The Internet Computer Dashboard doesn’t support this to be used to view balance
The NNS doesn’t support this to be used to do transfers and view balance
Exchanges doesn’t support
The Original ICP AccountIdentifier is better, because my Dapp can simply instruct users to send token to the Account ID, they and easily view their balance.
We should revert ICRC-1 account to accountidentifier Or ICRC ledgers should support account id.
My 2 cents
1 Like
ICRC-1 should Use Account-ID
@bitbruce complained about this.
How can ICRC be different from the Base ICP token?
ethereum Address can be used for all ERC-20 transactions.
But ICP Account-ID can’t be used for all ICRC-1 transactions.
The difference between the account formats is due to a fundamental choice regarding the privacy of the principal that controls an account.
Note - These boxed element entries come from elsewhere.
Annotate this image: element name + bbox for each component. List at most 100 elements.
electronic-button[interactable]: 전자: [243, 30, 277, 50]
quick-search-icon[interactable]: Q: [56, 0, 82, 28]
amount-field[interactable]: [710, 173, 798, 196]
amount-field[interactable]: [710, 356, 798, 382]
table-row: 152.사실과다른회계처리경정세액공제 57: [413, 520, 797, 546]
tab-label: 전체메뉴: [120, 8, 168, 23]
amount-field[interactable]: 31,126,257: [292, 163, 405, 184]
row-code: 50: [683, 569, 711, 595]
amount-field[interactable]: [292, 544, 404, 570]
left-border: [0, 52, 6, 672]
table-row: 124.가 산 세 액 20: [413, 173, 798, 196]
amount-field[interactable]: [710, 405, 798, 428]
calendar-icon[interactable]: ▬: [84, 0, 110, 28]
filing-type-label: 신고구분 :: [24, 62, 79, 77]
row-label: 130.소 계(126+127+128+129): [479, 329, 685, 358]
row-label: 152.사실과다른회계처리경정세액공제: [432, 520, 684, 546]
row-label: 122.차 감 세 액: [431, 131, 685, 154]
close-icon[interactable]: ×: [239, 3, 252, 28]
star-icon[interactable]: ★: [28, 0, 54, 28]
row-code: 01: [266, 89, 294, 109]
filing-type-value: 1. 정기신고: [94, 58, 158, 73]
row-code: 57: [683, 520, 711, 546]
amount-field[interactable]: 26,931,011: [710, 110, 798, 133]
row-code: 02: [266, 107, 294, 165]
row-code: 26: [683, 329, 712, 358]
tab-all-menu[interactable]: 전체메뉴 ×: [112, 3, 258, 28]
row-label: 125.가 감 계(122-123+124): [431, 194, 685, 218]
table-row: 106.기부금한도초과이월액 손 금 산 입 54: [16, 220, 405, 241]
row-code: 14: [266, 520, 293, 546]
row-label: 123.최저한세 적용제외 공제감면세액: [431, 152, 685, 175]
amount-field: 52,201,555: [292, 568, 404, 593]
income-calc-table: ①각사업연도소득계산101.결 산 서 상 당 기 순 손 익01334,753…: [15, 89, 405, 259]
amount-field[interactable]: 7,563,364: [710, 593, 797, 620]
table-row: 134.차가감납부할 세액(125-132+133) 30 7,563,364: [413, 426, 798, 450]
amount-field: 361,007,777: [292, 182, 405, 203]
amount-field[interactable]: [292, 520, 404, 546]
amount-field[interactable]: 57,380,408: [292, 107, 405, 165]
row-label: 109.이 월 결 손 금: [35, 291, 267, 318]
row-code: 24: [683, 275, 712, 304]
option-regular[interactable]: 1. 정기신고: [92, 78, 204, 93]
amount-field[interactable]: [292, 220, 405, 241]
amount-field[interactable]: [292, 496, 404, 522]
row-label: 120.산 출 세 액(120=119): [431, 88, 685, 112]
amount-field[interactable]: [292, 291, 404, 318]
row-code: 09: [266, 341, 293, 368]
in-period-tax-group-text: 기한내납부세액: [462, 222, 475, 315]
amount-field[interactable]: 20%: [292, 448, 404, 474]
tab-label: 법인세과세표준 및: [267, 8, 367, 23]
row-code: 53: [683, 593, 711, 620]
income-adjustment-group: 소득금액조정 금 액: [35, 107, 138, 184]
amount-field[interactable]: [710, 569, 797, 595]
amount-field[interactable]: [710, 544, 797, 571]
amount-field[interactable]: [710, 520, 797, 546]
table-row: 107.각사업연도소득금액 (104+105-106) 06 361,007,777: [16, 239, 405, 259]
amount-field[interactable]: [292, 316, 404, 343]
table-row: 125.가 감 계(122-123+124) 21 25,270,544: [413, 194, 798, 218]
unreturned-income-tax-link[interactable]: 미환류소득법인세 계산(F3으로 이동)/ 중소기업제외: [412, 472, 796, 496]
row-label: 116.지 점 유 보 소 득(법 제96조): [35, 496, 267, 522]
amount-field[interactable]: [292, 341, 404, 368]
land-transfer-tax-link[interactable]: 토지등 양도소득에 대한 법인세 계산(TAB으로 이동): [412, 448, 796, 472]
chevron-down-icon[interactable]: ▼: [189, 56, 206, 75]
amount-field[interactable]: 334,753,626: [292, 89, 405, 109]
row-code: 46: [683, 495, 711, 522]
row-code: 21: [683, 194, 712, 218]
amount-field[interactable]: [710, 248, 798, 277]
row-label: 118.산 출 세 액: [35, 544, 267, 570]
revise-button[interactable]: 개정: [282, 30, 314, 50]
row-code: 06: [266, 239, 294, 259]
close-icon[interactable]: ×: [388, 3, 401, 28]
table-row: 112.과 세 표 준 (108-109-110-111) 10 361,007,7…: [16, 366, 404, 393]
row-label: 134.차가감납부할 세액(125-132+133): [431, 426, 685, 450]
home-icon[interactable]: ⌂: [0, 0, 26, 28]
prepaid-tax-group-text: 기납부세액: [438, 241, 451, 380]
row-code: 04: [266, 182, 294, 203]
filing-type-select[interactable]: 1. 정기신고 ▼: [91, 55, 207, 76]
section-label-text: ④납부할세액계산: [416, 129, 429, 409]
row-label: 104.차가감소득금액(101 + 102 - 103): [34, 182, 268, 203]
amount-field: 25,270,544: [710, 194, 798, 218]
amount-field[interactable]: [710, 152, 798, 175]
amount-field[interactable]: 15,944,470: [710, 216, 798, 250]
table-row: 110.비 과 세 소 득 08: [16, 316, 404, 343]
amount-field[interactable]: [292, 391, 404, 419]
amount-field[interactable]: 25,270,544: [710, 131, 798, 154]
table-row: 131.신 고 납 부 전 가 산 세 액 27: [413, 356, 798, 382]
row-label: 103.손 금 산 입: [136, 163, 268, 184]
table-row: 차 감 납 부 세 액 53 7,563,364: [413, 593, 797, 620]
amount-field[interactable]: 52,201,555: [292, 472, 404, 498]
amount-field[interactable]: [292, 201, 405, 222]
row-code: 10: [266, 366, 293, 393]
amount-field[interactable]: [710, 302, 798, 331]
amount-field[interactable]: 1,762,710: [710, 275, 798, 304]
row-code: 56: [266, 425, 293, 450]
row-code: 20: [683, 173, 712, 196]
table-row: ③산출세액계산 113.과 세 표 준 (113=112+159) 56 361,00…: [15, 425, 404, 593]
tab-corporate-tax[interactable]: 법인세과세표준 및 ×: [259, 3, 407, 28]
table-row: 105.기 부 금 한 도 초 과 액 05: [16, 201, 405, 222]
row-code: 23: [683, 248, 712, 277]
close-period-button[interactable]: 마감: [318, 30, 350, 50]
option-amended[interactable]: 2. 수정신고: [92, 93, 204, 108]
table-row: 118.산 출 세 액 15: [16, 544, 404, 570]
For the ICP ledger the link between accounts & the principal that controls them is hidden: given an ICP ledger account identifier one cannot (in general) determine the principal that controls them and the corresponding subaccount because this would require reverting the hash function.
For the ICRC ledger the choice made within the working group in charge of the design was to explicitly spell out the link.
Unifying the two is not really possible. The ICP ledger does have an ICRC transfer interface (but such transfers are recorded in the ICP ledgers as transfers between account identifiers where the principal & subaccount are hashed and not as ICRC-3 transactions). Furthermore, one cannot easily add a (legacy) ICP transfer interface to ICRC ledgers: when a legacy transfer is made, one should determine the principals & subaccounts involved which is not impossible, but highly non-trivial on ICRC ledgers.